Over its one-hundred-year history including numerous mergers and acquisitions, an oil drilling company had accumulated more than 65 TBs of historical rig data, including sensor data and oil sample data, in addition to data from its financial, HR and marketing divisions. The company’s strategic vision for the future focused on technology innovation and automation. However, integrating analytics and data science to create insights from all that data was challenging because of the siloed nature of their various enterprise systems.
The IT department was stuck in the middle of the process, manually delivering data, which was at odds with the company’s vision.
Realizing the need to drive business with rapid, sophisticated data insights, the company partnered with Blueprint Technologies to aggregate data from multiple enterprise systems, including third-party systems, into a modern data estate to improve decision-making, planning and data delivery process automation.
“The vision for this data platform is to have every data asset the company owns living in one place,” a Blueprint developer said. “We want it to be easily digestible and consumable for any employee ― this is all about enabling a self-service reporting model.”
The Blueprint Way
Blueprint set out to prove, as part of a proof of concept, that a well-designed, comprehensive modern data estate could be built within the company’s technology ecosystem. This proof of concept was built to manage rig sensor data utilizing Databricks to engineer raw files into useful data, and an Azure Data Lake Storage Gen2 instance to securely store and maintain the company’s data in such a way that it could easily be queried using Power BI and Databricks. The proof of concept sought to determine that the solution could be easily scaled as the company obtained and created more data.
The 6-week POC demonstrated that the company’s highly complex sensor data could be securely ingested into an Azure Data Lake Storage Gen2 instance. This successful POC immediately led to the first of a multi-phased engagement to stand up a full modern data estate, deprecate expensive legacy systems and build out automated data delivery pipelines into BI platforms.

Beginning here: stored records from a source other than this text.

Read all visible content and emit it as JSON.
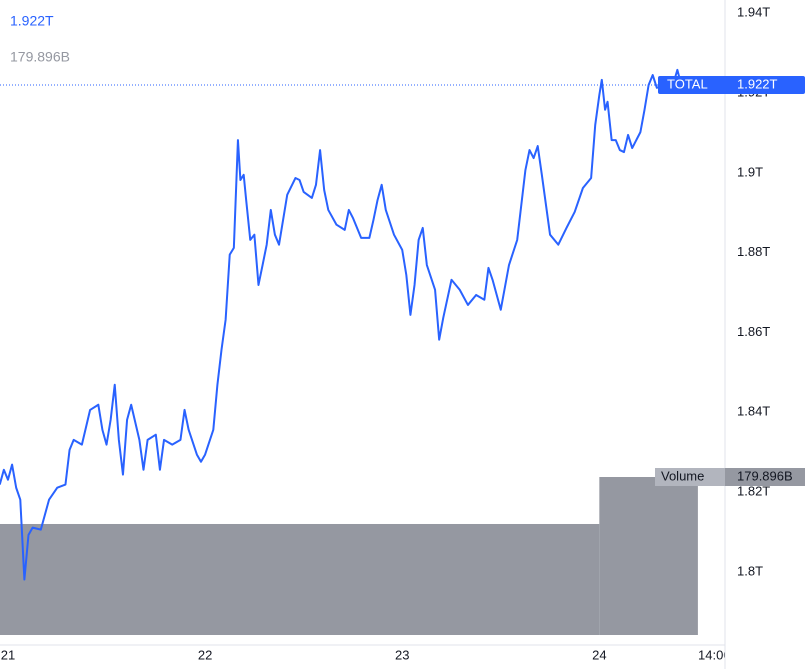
{
  "chart_data": {
    "type": "line",
    "x": [
      -1,
      -0.5,
      0,
      0.5,
      1,
      1.5,
      2,
      2.5,
      3,
      4,
      5,
      6,
      7,
      7.5,
      8,
      9,
      10,
      11,
      11.5,
      12,
      12.5,
      13,
      13.5,
      14,
      14.5,
      15,
      16,
      16.5,
      17,
      18,
      18.5,
      19,
      20,
      21,
      21.5,
      22,
      23,
      23.5,
      24,
      25,
      25.5,
      26,
      26.5,
      27,
      27.5,
      28,
      28.3,
      28.7,
      29,
      29.5,
      30,
      30.5,
      31,
      31.5,
      32,
      32.5,
      33,
      34,
      35,
      35.5,
      36,
      37,
      37.5,
      38,
      38.5,
      39,
      40,
      41,
      41.5,
      42,
      43,
      44,
      44.5,
      45,
      45.5,
      46,
      47,
      48,
      48.5,
      49,
      49.5,
      50,
      50.5,
      51,
      52,
      52.5,
      53,
      54,
      55,
      56,
      57,
      58,
      58.5,
      59,
      60,
      61,
      62,
      63,
      63.5,
      64,
      64.5,
      65,
      66,
      67,
      68,
      69,
      70,
      71,
      71.5,
      72,
      72.3,
      72.7,
      73,
      73.5,
      74,
      74.5,
      75,
      75.5,
      76,
      77,
      77.5,
      78,
      78.5,
      79,
      80,
      81,
      81.5,
      82,
      83,
      84,
      84.3
    ],
    "series": [
      {
        "name": "TOTAL",
        "color": "#2962ff",
        "values": [
          1.8219,
          1.8256,
          1.8231,
          1.8269,
          1.8211,
          1.8181,
          1.7981,
          1.8093,
          1.8111,
          1.8106,
          1.8181,
          1.8211,
          1.8219,
          1.8306,
          1.8331,
          1.8319,
          1.8406,
          1.8419,
          1.8356,
          1.8319,
          1.8381,
          1.8469,
          1.8331,
          1.8244,
          1.8381,
          1.8419,
          1.8331,
          1.8256,
          1.8331,
          1.8344,
          1.8256,
          1.8331,
          1.8319,
          1.8331,
          1.8406,
          1.8356,
          1.8294,
          1.8276,
          1.8294,
          1.8356,
          1.8469,
          1.8557,
          1.8632,
          1.8795,
          1.8812,
          1.9082,
          1.8982,
          1.8995,
          1.8932,
          1.8832,
          1.8845,
          1.8719,
          1.8769,
          1.882,
          1.8907,
          1.8845,
          1.882,
          1.8945,
          1.8987,
          1.8982,
          1.8952,
          1.8937,
          1.897,
          1.9057,
          1.8957,
          1.8907,
          1.887,
          1.8857,
          1.8907,
          1.8887,
          1.8837,
          1.8837,
          1.8882,
          1.8932,
          1.897,
          1.8907,
          1.8845,
          1.8807,
          1.8744,
          1.8644,
          1.8719,
          1.8832,
          1.8862,
          1.8769,
          1.8707,
          1.8582,
          1.8637,
          1.8732,
          1.8707,
          1.8669,
          1.8694,
          1.8682,
          1.8762,
          1.8732,
          1.8657,
          1.8769,
          1.8832,
          1.9007,
          1.9057,
          1.9037,
          1.9067,
          1.8995,
          1.8845,
          1.882,
          1.8862,
          1.8902,
          1.8962,
          1.8987,
          1.912,
          1.9195,
          1.9233,
          1.9158,
          1.9178,
          1.9082,
          1.9082,
          1.9057,
          1.9052,
          1.9095,
          1.9062,
          1.9102,
          1.9158,
          1.922,
          1.9245,
          1.9213,
          1.922,
          1.9223,
          1.9258,
          1.9218,
          1.9233,
          1.9213,
          1.922
        ],
        "last_value_label": "1.922T"
      }
    ],
    "volume": {
      "name": "Volume",
      "color": "#9598a1",
      "bins": [
        -1,
        72,
        84
      ],
      "values": [
        126.4,
        179.896
      ],
      "last_value_label": "179.896B",
      "ylim": [
        0,
        723
      ]
    },
    "xlim": [
      -0.97,
      87.3
    ],
    "xticks": [
      {
        "value": 0,
        "label": "21"
      },
      {
        "value": 24,
        "label": "22"
      },
      {
        "value": 48,
        "label": "23"
      },
      {
        "value": 72,
        "label": "24"
      },
      {
        "value": 86,
        "label": "14:00"
      }
    ],
    "ylim": [
      1.7817,
      1.9433
    ],
    "yticks": [
      {
        "value": 1.8,
        "label": "1.8T"
      },
      {
        "value": 1.82,
        "label": "1.82T"
      },
      {
        "value": 1.84,
        "label": "1.84T"
      },
      {
        "value": 1.86,
        "label": "1.86T"
      },
      {
        "value": 1.88,
        "label": "1.88T"
      },
      {
        "value": 1.9,
        "label": "1.9T"
      },
      {
        "value": 1.92,
        "label": "1.92T"
      },
      {
        "value": 1.94,
        "label": "1.94T"
      }
    ]
  }
}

As part of Phase 1, functionality to stream rig sensor data into the modern data estate was delivered to business users in a production environment. The data was processed, normalized and organized into tables in Delta Lake using Databricks. This functionality removed the need for third-party legacy data engineering tools to structure the raw data. More than 85 TBs of historical and streaming data has already been delivered into the modern data estate.

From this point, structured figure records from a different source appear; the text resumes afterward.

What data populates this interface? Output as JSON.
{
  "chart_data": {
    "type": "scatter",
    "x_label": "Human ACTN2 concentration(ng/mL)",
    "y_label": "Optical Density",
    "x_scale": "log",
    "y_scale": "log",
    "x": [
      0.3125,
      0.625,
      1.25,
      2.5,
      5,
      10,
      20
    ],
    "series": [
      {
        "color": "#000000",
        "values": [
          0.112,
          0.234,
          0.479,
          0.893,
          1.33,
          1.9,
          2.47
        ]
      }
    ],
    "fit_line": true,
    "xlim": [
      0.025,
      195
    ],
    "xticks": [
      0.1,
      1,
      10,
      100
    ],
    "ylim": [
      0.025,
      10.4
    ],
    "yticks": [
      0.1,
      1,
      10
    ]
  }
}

“Summaries and aggregations that took us hours to run can now be done in minutes,” a data analytics manager at the company said after the engagement hit this milestone.

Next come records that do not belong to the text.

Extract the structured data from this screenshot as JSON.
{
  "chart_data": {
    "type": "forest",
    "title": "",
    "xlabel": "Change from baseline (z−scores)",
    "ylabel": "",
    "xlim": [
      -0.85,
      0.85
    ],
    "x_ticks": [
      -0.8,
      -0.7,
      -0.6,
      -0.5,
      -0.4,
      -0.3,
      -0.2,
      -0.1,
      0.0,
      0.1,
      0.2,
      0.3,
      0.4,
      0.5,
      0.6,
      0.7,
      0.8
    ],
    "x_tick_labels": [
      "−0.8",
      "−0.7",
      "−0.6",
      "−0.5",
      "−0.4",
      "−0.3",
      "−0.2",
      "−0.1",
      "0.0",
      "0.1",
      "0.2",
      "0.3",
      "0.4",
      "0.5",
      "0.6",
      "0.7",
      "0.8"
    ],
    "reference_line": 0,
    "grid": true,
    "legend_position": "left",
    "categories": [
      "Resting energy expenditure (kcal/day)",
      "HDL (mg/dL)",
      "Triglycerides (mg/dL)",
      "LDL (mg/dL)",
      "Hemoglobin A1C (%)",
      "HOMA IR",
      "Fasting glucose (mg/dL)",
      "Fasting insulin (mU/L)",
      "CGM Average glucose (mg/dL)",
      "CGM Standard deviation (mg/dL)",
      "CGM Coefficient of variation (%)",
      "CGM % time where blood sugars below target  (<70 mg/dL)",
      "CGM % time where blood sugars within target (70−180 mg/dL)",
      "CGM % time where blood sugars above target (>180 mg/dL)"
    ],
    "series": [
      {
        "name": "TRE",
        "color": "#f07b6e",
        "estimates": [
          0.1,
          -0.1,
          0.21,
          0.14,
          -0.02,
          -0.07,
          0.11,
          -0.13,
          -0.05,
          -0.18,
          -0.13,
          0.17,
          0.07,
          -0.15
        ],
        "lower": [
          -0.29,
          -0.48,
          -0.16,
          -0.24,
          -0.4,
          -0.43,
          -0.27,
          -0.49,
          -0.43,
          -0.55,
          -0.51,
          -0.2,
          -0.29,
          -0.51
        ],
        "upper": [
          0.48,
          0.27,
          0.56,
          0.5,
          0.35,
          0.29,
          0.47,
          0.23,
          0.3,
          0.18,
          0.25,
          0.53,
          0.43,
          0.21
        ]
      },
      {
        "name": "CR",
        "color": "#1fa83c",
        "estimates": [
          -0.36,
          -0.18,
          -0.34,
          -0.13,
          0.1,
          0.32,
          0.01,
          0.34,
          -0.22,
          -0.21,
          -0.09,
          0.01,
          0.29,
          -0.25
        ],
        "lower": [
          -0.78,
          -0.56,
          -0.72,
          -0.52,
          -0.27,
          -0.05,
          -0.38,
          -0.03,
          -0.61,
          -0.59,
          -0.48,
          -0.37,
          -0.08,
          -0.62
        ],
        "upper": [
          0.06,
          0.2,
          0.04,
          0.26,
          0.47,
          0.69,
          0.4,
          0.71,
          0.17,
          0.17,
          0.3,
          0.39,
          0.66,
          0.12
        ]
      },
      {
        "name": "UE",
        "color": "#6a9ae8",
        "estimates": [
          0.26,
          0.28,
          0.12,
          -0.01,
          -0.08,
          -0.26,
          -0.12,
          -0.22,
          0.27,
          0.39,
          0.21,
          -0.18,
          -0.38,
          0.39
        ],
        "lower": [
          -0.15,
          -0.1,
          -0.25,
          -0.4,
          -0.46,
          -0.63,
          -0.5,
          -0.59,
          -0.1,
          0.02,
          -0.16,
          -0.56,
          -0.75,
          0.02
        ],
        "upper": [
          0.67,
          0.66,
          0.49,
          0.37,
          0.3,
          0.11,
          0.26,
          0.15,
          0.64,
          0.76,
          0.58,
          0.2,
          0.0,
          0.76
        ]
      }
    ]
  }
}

Blueprint has already kicked off Phase 2 of the project to continue the development of the modern data estate. This phase of the project includes migrating the company’s financial data from an on-premises ERP system to the cloud-based modern data estate. The data will be modeled using Azure SQL and Azure Data Factory. Power BI will be used to produce self-service reports and dashboards.
Future phases of the project focus on continuing to migrate more data, including drilling performance, supply chain and asset management data, into the modern data estate, and making that data more accessible for business intelligence.
“As more data is migrated into their modern data estate, the company will be able to manipulate data together in ways they never could before,” a Blueprint developer said.